Havalar Sorar


Hava mı soğudu ne yine vakitsiz?
Biz ona kış demeden,
Aş demeden yaz rehavetini...
Vakitsiz yazdı yine ne varsa insana dair.
Kadınlar kırmızı paltolarını giymeden aksak yürürken henüz,
Adamlar nefeslerini duman ederken sıklaşan adımlarına,
Yağmurlar şemsiyesiz karşılanırken hâlâ ne ivedi,
Tıkır tıkır, tangır tungur ve tak tak aşınmış yollarda telaş sesleri,
Kuyruklarına bağlanmış tenekelerin gürültülüsüyle,
Herkesin peşinde şaka! Yalnızlıklara bezgin bir davet,
Hüzün esen soğuk havalar sorar önce:
Nedir bu acele, hadi bakalım şimdi nereye?
Herkes kendine yürür oysa kendi kendine,
Mevsimsiz bütün yollar bu insanın kendine,
Kusurlu sebeplerden, bütün müphem acele,
En çok da şu karanlık ve kesret koca şehirlerde,
Ne lütufkâr, ne hüzünlü, ne çaresiz, ne gürültü, ne şık...
Bilmez mi sorar niye, bilmeye ne bu evecen halet?
Müstear isimlerle imzalı yalan, tüm yalnızlıklara davet.
Kendine yetişmeye bir adım kala hep insan,
Bir esimlik rüzgâr var anca, kendine bir adım kala,
Yalnızlıklarını kremalı pastalarda, sönüveren mumlarla sunmaya...

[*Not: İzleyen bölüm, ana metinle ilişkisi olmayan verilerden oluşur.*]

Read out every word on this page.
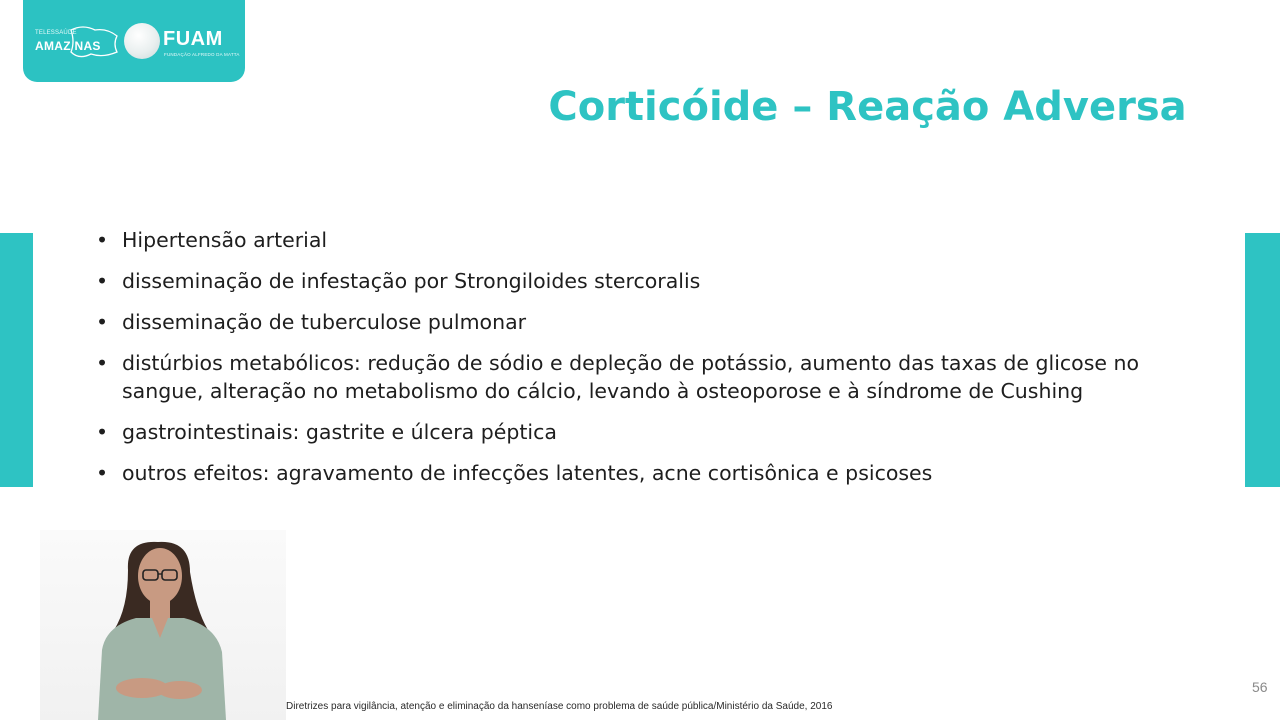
TELESSAÚDE
AMAZ NAS	FUAM
FUNDAÇÃO ALFREDO DA MATTA
Corticóide – Reação Adversa
• Hipertensão arterial
• disseminação de infestação por Strongiloides stercoralis
• disseminação de tuberculose pulmonar
• distúrbios metabólicos: redução de sódio e depleção de potássio, aumento das taxas de glicose no sangue, alteração no metabolismo do cálcio, levando à osteoporose e à síndrome de Cushing
• gastrointestinais: gastrite e úlcera péptica
• outros efeitos: agravamento de infecções latentes, acne cortisônica e psicoses
Diretrizes para vigilância, atenção e eliminação da hanseníase como problema de saúde pública/Ministério da Saúde, 2016
56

Ne oldu? Anlatıyordum işte...
Bir dakika! Hava mı ısındı ne yine vakitsiz?
Biz ona yaz demeden,
Aş demeden hüznü soğuk rüzgârları,
Yine mi geç kaldık kendimize?
Haydi tamam geç o zaman, başka bahara.

Lütfen canım havalar, madem öyle,
Bu mevsim bildiğini sorma sen de böyle…

Yorumlar

lorelai dedi ki…
bendenbenkim,öylesine yoğun yazıyorsun edilecek her laf boş kalıyor.bir yazının içine girebilmek ne büyük mutluluktur:)
İrem Nas dedi ki…
Teşekkür ederim, değer bulunmak daha büyük mutluluk. :)
Yani sadece kulağa hoş gelen şeyler yazmamanız çok hoşuma gidiyor ya. Gönülde, histe, hayalde alıyor hissesini...
Bilmem niyedir, "iyki doğdun" diyesim geldi... :)
Yazdıklarınız bizi buralara, böylesine çekiyor azize efendim :)
İrem Nas dedi ki…
Çok teşekkür etmekten başka söyleyecek söz bulamıyorum. Hepsi sizin kıymetli özeninizden, okumaya ve anlamaya çalışmaya değer bulmanızdan... Onur duydum, sağolun.